チャンミ

ムーンライトのチャンミのレビュー・感想・評価

ムーンライト(2016年製作の映画)
4.5
「messy」に本作の評を寄稿しています。
http://mess-y.com/archives/44438

「ゲイ映画」「LGBT映画」といった呼ばれ方もされる本作ですが、そうした矮小化では見えなくなる多層性がキモで、貧困、人種にからむアメリカの社会背景にふれたり、他人のセクシュアリティに名付けたりする、規定の暴力性について書いてます。
シャイロンも、誰も、一度も自分を「ゲイ」とは名乗ってない。
そんな未分の戸惑いとアイデンティティをめぐるドラマの美しさ。


☆以下は試写を観たあとのザッとした感想。

ふえー、これがアカデミー作品賞って、ちょっと、信じられない、良い意味で。
昼のシーンもあるけどぜんたいのトーンは夜中の静けさで、だからもっとも美しいのも夜中、海辺で。

この作品に「LGBT」といった政治的な生ぐささをつけたくない。
「ゲイムービー」とか「LGBTを描いた」とかマクラをつける向きがあったら、全力で否定したい。
つまり肯定したいのは、この作品が個人が尊厳を獲得し、与え、奪いもする、という話として。

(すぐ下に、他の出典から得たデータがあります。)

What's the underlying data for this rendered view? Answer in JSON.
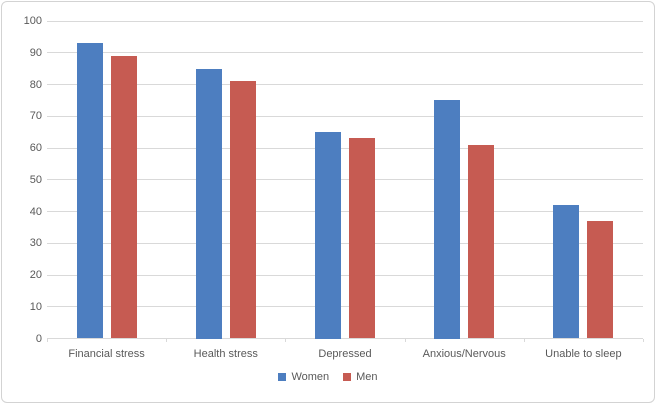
{
  "chart_data": {
    "type": "bar",
    "title": "",
    "xlabel": "",
    "ylabel": "",
    "categories": [
      "Financial stress",
      "Health stress",
      "Depressed",
      "Anxious/Nervous",
      "Unable to sleep"
    ],
    "series": [
      {
        "name": "Women",
        "color": "#4D7EC0",
        "values": [
          93,
          85,
          65,
          75,
          42
        ]
      },
      {
        "name": "Men",
        "color": "#C65B52",
        "values": [
          89,
          81,
          63,
          61,
          37
        ]
      }
    ],
    "ylim": [
      0,
      100
    ],
    "yticks": [
      0,
      10,
      20,
      30,
      40,
      50,
      60,
      70,
      80,
      90,
      100
    ],
    "grid": true,
    "legend_position": "bottom"
  },
  "colors": {
    "grid": "#D9D9D9",
    "axis_text": "#595959",
    "border": "#D3D3D3",
    "background": "#FFFFFF"
  }
}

(とは言え、個人的なことが政治的なことと結びつくのも実際で、ならば、「クィア」と「有色人種」という見方は適当だとおもう)

この地味な根を張る傑作を、アカデミー賞受賞前に買いつけたファントムフィルムの英断は支持する。
けど、アフリカンアメリカンのカルチャーに造詣の深い翻訳家の押野素子さんらがツイッターで指摘したとおり、やっぱり主人公の名前を「シャイロン」ではなく「シャロン」と女性に与えられがちな名前に翻訳したのは正したほうがいいとおもう。
なぜなら、「シャロン」と名づけられた人間が作中見舞われる事態をどう受け止め、成育するかと考えたら、だいぶ変わるから(日本人なら、「ヒロム」と「ヒロミ」の差、みたいな)。